Coarsely crack some peppercorns and mix an equal amount of coarse kosher salt for tomorrow.
Cooking day:
Pull your rib out of the fridge one to three hours before you want to start cooking. The heavier the rib - the more counter time. If you're cooking one 18lbs or more consider an extra half hour.
Dry the rib blotting with paper towels, cover with your salt peppercorn mix before moving into the oven. Place your temperature probe in the larger end of the rib. Depending on the size difference of the eye from end to end the probe could be anywhere between half to three quarters the length favoring the big end. Place the probe tip as accurately as you can estimate to the center of the eye.
Preheat your oven to 200 degrees on convection mode, and set your temp probe alarm to ninety degrees.
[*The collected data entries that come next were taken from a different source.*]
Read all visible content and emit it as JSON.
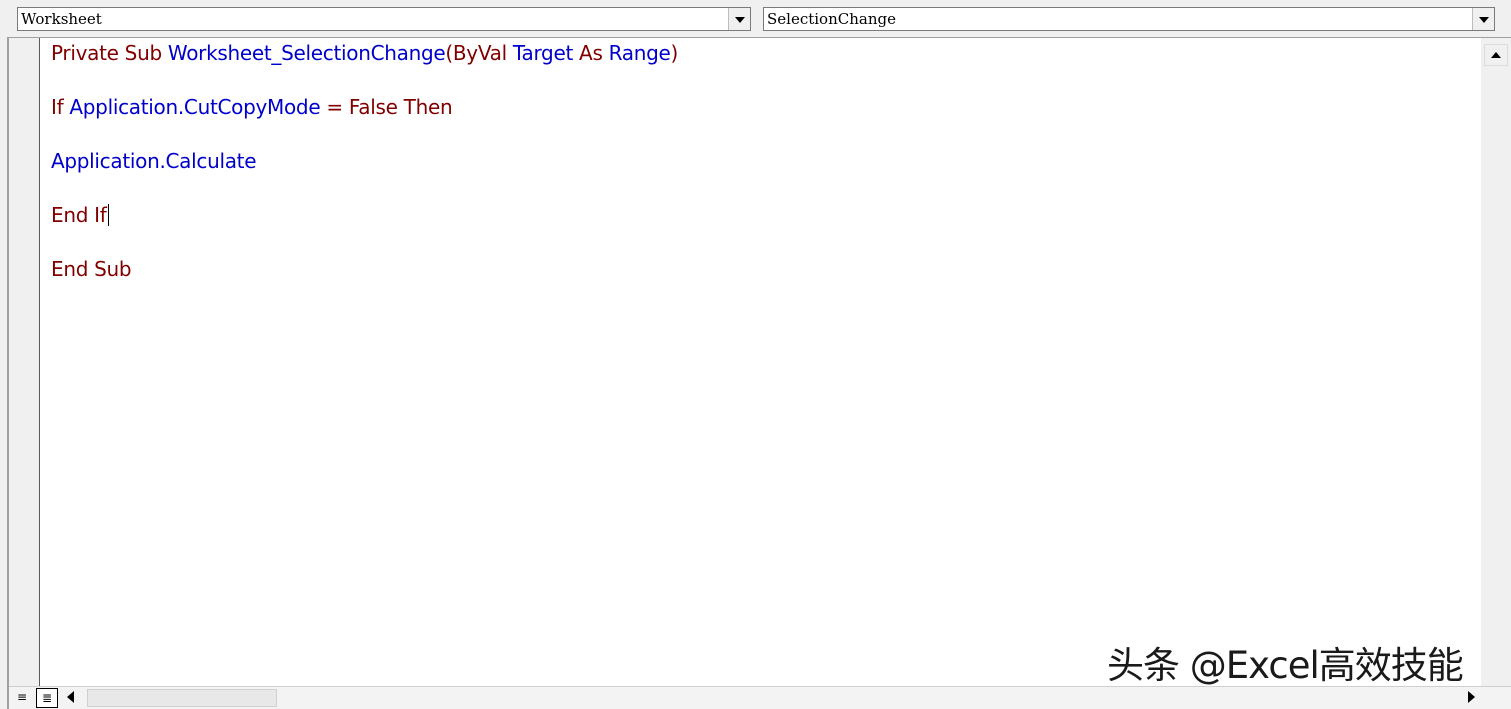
{
  "header": {
    "object_combo": "Worksheet",
    "procedure_combo": "SelectionChange"
  },
  "code": {
    "line1": {
      "t1": "Private Sub ",
      "t2": "Worksheet_SelectionChange",
      "t3": "(ByVal ",
      "t4": "Target",
      "t5": " As ",
      "t6": "Range",
      "t7": ")"
    },
    "line2": {
      "t1": "If ",
      "t2": "Application.CutCopyMode",
      "t3": " = ",
      "t4": "False Then"
    },
    "line3": {
      "t1": "Application.Calculate"
    },
    "line4": {
      "t1": "End If"
    },
    "line5": {
      "t1": "End Sub"
    }
  },
  "footer": {
    "procedure_view_glyph": "≡",
    "full_module_view_glyph": "≣"
  },
  "watermark": "头条 @Excel高效技能",
  "icons": {
    "dropdown": "chevron-down-icon",
    "scroll_up": "arrow-up-icon",
    "scroll_left": "arrow-left-icon",
    "scroll_right": "arrow-right-icon"
  },
  "colors": {
    "keyword": "#800000",
    "identifier": "#0000cc"
  }
}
When the internal rib temp reaches ninety, you can swap to non-convection roast mode if you choose as the surface will be perfectly desiccated. Or leave on convection if you're pressed for time. By now you will have an idea how quickly the internal temp is rising - adjust cooking mode accordingly. Reset your temp alarm to one hundred twenty to one hundred twenty-five based on your preference and what might be the disparity of size end to end on your rib.
When the alarm sounds, pull it out, tent with doubled foil, and depending on your timing and when you want to serve your meal it can set for up to an hour and a half with no issue. However, allow at
least thirty minutes for the juices to redistribute.
Jack your oven temp to five hundred degrees ten minutes before you want to carve. Place the rib uncovered in the hot oven for five minutes then pull. Wait five minutes then carve and serve.
If your oven thermometer and temp probe are accurate, your roast will look like this with no gray rings or overcooked edges - just pure delicious beef edge to edge. Except for those perfectly crispy caramelized "heels" your guests will fight over of course.
And the last pic that shows you did it right.
"Right" being the amount of juice on your carving board. This was a seven pounder and not a drop ran off the cutting board because the tasty juice is
IN the meat right where it should be. Hope some of this may be of help and good luck with your rib tomorrow.